Since the release of the Professions Study, there have also been significant pro‑competitive developments concerning restrictions on the marketing and advertising of accounting and legal services. Freedom to advertise and to promote accounting services is being enhanced by amendments made in 2009 to the advertising provisions in the Canadian Institute for Chartered Accountants' Model Rules for Professional Conduct. Significant changes have also been made to the professional rules for the marketing of legal services. In October 2009, the Federation of Law Societies of Canada established marketing rules in its Model Code of Professional Conduct taking into consideration recommendations made in the Professions Study.

Since 2007, significant progress toward the elimination of restrictions on competition has also been made in the following areas:

  • Practice restrictions on optometrists have been, or are in the process of being, reduced in British Columbia, Ontario, Nova Scotia and Prince Edward Island, to give optometrists new authority to prescribe pharmaceuticals for eye conditions that they are qualified to treat;
  • Opticians in British Columbia have been given authority to perform eye tests on individuals, subject to them being certified to perform the tests, and to the implementation of a screening process to identify persons requiring more in‑depth assessment by an optometrist; and
  • A number of provinces are in the process of creating pharmacy technician designations that would allow pharmacy technicians to perform dispensing tasks currently reserved for pharmacists.

While significant progress has been made in the past three years toward reviewing and eliminating unnecessary barriers to competition in the professions covered in the Professions Study, it is also evident that more can be done by the professions themselves, as well as the respective government authorities, to strike the right balance between competition and regulation. The level of consideration that self‑regulating professional bodies give to competition issues in the development and review of their regulations is not always as comprehensive as it should be. As well, in a number of cases where no advances were made, self‑regulating professional bodies were able to, and did, point to restrictions governed by current legislation or statutory regulations. Any amendment of these restrictions would have to be done by the respective government authority and, as such, would require their engagement.

Finally, the competitive impact of professional restrictions often depends on the manner in which they are interpreted and enforced. Restrictions that appear to be designed to protect the public interest may be applied in a manner that unnecessarily restricts competition. While an examination of the interpretation and enforcement of professional restrictions was beyond the scope of the Professions Study, to ensure that Canadians have access to innovative, low‑cost and high‑quality professional services, it is essential that self‑regulating professions and the respective government authorities ensure that professional restrictions are developed and applied in a manner that favours competition.

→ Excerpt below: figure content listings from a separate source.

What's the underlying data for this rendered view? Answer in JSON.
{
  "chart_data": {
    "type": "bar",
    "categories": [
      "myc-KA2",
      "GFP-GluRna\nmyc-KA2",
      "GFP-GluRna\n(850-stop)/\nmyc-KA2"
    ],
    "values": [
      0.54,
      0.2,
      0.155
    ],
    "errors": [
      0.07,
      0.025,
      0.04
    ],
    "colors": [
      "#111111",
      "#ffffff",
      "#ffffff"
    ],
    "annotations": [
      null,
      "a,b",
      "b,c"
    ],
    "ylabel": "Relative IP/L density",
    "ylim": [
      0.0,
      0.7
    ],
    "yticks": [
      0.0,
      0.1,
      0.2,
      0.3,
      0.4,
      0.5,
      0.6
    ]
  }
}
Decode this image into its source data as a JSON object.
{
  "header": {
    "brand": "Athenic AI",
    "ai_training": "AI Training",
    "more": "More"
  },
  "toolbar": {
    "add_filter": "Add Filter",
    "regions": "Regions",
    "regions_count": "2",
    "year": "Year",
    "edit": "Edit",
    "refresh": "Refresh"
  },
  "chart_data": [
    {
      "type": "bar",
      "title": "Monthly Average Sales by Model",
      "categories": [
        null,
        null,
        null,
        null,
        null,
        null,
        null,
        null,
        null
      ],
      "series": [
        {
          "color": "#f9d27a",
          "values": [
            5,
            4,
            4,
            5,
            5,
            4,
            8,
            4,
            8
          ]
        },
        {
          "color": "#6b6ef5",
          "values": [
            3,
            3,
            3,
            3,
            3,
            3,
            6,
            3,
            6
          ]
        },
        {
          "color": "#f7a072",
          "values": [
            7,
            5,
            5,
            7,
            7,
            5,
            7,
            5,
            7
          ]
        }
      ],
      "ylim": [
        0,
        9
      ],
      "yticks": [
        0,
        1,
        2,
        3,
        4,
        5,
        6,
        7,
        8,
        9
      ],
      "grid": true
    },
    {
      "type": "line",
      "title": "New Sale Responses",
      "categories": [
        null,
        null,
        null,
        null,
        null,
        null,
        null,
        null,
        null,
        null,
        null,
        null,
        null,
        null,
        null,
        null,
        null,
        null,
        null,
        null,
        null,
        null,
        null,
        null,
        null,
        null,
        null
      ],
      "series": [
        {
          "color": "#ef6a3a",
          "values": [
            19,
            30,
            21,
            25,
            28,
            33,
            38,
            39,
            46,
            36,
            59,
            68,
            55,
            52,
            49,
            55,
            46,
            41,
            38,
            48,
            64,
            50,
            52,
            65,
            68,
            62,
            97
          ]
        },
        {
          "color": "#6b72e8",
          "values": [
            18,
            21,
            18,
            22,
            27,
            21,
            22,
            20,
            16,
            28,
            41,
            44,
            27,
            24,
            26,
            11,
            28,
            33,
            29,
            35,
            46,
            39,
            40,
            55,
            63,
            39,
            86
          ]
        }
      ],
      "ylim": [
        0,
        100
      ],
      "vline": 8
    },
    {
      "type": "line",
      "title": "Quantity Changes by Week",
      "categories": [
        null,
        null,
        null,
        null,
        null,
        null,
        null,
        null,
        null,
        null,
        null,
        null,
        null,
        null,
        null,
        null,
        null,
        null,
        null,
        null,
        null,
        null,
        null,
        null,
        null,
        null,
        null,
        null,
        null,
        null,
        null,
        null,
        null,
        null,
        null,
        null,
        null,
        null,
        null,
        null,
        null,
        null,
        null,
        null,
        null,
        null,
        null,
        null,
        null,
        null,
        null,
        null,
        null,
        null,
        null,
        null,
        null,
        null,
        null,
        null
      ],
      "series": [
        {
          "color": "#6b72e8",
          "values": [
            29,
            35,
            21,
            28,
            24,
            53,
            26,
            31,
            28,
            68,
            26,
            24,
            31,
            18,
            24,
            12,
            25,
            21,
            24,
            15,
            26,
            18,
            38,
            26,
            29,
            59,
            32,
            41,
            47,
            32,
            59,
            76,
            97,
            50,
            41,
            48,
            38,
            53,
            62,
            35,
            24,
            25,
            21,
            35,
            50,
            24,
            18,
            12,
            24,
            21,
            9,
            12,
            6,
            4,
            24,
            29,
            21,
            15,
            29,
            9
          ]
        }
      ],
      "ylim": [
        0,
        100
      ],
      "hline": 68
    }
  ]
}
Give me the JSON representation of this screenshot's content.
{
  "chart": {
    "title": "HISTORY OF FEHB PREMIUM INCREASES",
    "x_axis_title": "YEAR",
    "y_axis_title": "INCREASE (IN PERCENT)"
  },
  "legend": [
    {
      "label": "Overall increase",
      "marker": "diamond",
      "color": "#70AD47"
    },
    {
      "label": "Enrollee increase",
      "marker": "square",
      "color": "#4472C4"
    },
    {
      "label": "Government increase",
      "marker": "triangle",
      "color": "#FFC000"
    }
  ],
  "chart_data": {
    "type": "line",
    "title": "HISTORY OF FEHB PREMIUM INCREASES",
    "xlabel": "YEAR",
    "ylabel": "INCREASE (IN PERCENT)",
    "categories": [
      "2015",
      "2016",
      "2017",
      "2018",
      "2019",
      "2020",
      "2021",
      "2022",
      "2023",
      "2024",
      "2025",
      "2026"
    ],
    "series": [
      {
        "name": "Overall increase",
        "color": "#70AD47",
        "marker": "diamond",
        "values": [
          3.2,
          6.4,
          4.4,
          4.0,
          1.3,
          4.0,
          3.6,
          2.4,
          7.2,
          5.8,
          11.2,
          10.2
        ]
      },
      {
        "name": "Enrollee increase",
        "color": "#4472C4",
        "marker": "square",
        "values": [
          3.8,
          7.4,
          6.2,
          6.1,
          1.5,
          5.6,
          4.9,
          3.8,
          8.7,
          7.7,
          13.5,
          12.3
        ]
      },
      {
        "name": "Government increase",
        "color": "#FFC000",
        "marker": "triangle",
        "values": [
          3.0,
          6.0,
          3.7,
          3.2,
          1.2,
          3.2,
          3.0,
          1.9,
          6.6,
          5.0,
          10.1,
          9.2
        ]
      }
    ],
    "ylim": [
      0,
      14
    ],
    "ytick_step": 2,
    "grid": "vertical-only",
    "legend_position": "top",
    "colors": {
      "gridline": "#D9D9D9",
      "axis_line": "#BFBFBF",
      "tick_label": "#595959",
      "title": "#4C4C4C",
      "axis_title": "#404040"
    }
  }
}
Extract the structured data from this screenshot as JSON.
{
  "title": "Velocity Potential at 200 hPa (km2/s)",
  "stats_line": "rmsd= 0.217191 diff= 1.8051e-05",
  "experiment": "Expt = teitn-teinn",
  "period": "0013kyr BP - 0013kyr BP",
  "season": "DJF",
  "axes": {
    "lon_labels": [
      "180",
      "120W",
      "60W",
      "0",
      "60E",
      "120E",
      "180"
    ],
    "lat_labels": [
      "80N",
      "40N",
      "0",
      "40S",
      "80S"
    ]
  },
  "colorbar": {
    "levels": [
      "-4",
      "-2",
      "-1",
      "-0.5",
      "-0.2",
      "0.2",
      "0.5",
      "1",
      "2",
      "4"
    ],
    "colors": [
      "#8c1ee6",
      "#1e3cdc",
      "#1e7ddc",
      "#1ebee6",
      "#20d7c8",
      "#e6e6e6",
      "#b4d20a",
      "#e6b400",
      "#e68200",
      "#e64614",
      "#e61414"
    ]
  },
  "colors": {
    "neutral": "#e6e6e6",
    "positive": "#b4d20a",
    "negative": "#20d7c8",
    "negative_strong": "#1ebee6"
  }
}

Access to innovative, low cost and high‑quality professional services is important for the welfare of all Canadians. Competition among members of professions and, to the extent feasible, between professions, is an important driver for the supply of these services. Accordingly, any restrictions on the competitive supply of professional services should be avoided unless they are clearly required to achieve a legitimate public policy objective.

The Bureau's Professions Study examined regulatory restrictions on five self‑regulating professions to identify, and raise awareness of, regulations that may be restricting competition more than justifiably. While certain self‑regulating professional bodies have made significant progress in reviewing the regulations identified in the Professions Study and, in some cases, amended the regulations or rules to eliminate unnecessary restrictions on competition, much work remains to be done. To obtain the full benefits of competition, it is essential that self‑regulating professional bodies, and the respective government authorities, continue to review and assess professional regulation to ensure that the right balance for all Canadians is struck between competition and regulation.